Mark, I love this article and resonate with this so completely. In regards to the glucocortoid typoon I am thinking of a conversation I had the other evening at a coffee shop. A gentleman was telling me about his wife having had fibroid miralgia and how he had helped to cure this malady–Making Love–go figure. In my work I have decided to name this wonderful chemical “the fountain of youth” I do believe that it is what we as maturing adults have been looking for through the eons. Something lacking–perhaps due to forgetfulness, buzyness, routine, ect. and sometimes a healthy reserve of this hormone is MIA completely due to not having been passed down nueronally to begin with–we must make time in our lives to do what it takes to stimulate that “cuddle hormone.” In regards to acute, chronic and subtle-chronic trauma–refering to that trauma that we do not even notice anymore or that has become an acceptable sometimes enjoyable release of minescule amounts of dangerous and oppositional nueronal hormones and chemicals–help is available through pressure points and self love–thats for those of us yet unable to rustle up the words and actions to get things in motion socially and for all of us as we approach self health responsibly. We are talking intimacy here and on a grand scale–Are you familiar with Stepanie Mines and her work around this? Jin Shin Tara approach. translated compassionate touch. Cheers to more Oxytocin in every ones life!

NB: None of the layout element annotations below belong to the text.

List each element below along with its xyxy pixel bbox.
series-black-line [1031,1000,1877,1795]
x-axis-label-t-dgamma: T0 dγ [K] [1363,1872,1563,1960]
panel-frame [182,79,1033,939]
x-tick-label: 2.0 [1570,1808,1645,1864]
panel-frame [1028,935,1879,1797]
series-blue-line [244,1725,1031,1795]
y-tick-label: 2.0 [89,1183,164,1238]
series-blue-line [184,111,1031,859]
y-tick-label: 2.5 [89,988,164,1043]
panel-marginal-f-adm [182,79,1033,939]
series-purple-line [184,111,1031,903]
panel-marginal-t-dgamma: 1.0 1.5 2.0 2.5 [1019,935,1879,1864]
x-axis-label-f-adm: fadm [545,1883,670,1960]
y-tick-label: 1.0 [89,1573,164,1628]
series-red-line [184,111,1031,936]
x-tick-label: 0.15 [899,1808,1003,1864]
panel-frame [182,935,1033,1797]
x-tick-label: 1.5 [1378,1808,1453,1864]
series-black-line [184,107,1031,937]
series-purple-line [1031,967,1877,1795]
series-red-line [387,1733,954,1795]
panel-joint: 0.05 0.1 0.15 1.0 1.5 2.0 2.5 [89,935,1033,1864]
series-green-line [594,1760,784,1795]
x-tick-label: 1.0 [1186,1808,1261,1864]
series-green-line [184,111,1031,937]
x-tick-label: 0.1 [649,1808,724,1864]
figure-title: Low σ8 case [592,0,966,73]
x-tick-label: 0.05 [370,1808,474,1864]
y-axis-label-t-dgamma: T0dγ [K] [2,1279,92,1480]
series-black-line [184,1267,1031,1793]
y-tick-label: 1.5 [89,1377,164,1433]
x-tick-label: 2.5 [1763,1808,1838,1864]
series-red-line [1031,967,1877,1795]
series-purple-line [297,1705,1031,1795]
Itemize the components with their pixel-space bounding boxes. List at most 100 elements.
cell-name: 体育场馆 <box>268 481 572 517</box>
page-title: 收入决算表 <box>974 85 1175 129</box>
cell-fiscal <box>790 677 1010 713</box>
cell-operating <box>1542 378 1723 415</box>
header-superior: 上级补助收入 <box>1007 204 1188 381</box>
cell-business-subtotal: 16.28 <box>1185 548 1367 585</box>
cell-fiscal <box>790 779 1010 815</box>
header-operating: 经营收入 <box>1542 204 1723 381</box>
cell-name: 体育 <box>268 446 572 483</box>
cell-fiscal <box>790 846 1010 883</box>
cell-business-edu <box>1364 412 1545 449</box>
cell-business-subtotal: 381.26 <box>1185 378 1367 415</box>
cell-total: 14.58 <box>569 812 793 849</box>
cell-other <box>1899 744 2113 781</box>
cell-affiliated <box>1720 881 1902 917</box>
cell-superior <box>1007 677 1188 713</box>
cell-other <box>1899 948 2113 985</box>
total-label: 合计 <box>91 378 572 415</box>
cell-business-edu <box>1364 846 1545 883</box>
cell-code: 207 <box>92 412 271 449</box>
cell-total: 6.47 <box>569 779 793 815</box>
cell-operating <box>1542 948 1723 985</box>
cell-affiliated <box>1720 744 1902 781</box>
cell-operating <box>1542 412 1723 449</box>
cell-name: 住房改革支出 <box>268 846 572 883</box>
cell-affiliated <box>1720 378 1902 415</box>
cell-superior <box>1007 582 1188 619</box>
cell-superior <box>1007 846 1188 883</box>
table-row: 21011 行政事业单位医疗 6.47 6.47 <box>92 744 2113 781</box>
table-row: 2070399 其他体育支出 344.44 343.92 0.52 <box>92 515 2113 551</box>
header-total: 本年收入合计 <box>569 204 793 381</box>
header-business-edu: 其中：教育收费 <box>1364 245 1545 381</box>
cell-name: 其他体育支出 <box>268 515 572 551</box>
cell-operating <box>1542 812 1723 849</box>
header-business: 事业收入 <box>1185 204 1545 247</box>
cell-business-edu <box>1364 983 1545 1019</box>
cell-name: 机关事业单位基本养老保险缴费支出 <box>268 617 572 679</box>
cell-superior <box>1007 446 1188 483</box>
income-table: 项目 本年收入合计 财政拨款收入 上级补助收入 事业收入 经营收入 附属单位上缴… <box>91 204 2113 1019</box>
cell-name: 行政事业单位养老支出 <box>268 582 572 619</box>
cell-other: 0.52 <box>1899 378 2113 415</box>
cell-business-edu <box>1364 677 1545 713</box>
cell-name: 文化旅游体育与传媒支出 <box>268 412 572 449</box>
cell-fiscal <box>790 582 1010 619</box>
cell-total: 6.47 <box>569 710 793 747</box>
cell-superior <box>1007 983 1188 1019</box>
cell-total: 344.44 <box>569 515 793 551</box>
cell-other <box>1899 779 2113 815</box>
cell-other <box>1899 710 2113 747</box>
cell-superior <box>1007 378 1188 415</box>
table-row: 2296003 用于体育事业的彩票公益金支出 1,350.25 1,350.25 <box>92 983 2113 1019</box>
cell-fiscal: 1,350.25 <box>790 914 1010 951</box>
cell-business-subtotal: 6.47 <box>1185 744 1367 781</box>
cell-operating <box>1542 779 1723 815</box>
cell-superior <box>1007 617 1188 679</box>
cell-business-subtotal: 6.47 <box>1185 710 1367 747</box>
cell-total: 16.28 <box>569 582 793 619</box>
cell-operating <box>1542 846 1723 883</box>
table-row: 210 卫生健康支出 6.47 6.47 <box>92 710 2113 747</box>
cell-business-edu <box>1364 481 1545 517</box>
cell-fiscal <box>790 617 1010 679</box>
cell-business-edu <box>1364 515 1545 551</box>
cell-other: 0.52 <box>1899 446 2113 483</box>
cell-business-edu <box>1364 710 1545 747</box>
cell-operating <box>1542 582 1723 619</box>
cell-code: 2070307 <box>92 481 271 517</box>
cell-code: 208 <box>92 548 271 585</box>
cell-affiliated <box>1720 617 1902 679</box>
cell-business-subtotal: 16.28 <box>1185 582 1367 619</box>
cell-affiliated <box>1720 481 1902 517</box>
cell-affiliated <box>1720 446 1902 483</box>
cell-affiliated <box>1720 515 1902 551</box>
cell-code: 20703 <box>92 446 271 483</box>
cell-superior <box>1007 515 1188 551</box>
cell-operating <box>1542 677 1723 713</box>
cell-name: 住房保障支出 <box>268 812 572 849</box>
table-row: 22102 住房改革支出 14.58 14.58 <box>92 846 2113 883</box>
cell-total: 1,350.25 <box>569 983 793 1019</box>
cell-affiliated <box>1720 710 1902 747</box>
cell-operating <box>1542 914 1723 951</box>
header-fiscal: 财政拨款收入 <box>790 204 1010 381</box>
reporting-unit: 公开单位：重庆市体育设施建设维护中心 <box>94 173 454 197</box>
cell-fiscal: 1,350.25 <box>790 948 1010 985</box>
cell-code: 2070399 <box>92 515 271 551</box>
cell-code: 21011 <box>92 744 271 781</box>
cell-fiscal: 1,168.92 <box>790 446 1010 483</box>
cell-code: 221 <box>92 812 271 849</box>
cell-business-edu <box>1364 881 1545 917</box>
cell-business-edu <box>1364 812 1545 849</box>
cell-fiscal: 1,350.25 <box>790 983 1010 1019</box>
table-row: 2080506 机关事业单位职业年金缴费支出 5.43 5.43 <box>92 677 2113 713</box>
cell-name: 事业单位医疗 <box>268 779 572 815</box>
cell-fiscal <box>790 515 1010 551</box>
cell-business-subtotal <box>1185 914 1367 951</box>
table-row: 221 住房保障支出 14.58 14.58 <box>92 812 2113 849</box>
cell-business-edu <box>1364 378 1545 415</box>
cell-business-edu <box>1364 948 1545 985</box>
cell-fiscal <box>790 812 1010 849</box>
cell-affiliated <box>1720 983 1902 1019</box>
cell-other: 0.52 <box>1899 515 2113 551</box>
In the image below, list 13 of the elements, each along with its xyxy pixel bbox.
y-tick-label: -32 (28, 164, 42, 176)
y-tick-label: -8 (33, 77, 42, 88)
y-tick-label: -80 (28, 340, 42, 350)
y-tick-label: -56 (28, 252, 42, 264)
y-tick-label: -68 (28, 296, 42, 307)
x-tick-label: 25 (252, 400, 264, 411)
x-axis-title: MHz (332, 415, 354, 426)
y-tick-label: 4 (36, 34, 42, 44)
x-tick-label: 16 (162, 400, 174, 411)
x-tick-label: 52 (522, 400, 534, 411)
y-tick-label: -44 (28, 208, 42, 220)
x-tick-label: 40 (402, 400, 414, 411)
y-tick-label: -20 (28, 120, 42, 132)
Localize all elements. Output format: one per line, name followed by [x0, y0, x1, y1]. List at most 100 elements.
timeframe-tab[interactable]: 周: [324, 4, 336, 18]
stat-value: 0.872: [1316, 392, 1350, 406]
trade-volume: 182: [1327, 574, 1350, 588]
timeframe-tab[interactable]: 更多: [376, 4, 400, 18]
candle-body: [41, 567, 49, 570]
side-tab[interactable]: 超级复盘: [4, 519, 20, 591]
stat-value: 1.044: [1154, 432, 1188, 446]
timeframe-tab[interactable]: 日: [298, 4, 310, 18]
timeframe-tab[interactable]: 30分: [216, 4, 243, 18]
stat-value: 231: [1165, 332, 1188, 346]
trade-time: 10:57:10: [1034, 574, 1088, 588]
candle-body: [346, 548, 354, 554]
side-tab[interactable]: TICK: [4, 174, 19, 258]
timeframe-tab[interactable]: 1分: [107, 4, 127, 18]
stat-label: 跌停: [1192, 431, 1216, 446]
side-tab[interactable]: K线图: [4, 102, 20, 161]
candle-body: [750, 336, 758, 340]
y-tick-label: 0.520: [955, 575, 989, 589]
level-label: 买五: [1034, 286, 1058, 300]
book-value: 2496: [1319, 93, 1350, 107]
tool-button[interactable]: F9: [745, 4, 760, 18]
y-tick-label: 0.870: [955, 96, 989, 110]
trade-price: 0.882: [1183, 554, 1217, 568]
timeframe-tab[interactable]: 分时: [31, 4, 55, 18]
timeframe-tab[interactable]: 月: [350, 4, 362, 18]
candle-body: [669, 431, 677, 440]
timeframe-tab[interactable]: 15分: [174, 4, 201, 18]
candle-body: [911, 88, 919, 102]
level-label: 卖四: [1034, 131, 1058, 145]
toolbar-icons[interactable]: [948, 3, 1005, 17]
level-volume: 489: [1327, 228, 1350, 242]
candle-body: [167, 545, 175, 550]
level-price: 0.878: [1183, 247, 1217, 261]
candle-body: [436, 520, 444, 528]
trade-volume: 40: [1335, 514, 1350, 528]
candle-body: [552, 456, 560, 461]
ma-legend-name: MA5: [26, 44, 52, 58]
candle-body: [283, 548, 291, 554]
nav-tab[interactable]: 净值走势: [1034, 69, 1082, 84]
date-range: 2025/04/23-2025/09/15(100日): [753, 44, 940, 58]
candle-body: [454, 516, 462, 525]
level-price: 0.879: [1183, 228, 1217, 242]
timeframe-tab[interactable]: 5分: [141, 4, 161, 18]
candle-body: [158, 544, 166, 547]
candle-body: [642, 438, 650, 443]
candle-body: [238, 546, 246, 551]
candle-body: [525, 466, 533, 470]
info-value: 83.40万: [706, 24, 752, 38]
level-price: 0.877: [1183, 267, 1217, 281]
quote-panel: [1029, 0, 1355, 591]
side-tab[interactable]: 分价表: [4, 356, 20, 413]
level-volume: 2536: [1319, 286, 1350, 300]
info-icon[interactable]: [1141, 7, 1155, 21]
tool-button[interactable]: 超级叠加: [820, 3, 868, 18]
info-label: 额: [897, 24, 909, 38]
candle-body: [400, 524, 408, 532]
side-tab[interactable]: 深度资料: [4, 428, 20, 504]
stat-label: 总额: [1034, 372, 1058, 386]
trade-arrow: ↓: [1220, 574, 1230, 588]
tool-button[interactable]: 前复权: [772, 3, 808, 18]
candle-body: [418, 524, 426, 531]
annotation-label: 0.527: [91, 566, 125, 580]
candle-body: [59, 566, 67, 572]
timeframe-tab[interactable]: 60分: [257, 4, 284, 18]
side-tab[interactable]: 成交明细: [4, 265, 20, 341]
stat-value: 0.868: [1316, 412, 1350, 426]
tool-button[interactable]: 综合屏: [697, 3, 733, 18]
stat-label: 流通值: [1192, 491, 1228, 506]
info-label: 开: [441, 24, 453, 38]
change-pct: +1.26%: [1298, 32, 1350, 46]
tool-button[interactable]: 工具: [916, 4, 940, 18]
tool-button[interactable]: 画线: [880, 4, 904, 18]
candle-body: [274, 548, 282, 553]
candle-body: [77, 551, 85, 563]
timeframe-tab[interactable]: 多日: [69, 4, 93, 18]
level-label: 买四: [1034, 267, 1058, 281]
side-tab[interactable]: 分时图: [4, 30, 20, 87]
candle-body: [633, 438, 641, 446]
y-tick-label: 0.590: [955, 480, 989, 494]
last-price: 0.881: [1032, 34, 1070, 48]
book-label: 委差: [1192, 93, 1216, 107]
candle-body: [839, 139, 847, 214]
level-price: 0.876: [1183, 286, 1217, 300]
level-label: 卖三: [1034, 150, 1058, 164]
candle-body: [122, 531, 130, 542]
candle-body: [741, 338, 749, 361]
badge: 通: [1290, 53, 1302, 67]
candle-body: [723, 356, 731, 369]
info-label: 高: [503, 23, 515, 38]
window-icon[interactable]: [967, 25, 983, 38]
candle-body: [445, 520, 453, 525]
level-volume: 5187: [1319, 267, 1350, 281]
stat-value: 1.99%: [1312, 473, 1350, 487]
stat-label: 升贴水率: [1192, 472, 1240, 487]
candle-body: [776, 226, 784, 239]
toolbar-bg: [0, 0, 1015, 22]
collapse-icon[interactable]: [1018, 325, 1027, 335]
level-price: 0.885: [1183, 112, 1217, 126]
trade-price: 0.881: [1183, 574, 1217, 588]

Thank you for all of great work you do!!
As a worker in the field of child protection I see some tragic examples of the poor attachment that you disucss here Mark. I’ve also witnessed uplifiting examples of children who when offered the relationships and environments conducive to emotional warmth and patience, have spread their wings…even if only to flutter for now..the miracles are evident. Personally I am also on my own journey of self-expression and find my blog writing has been a powerful instrument for me to open up that door, step out and articulate my voice and all in a very short space of time.
Thank you once more for the thought provoking post.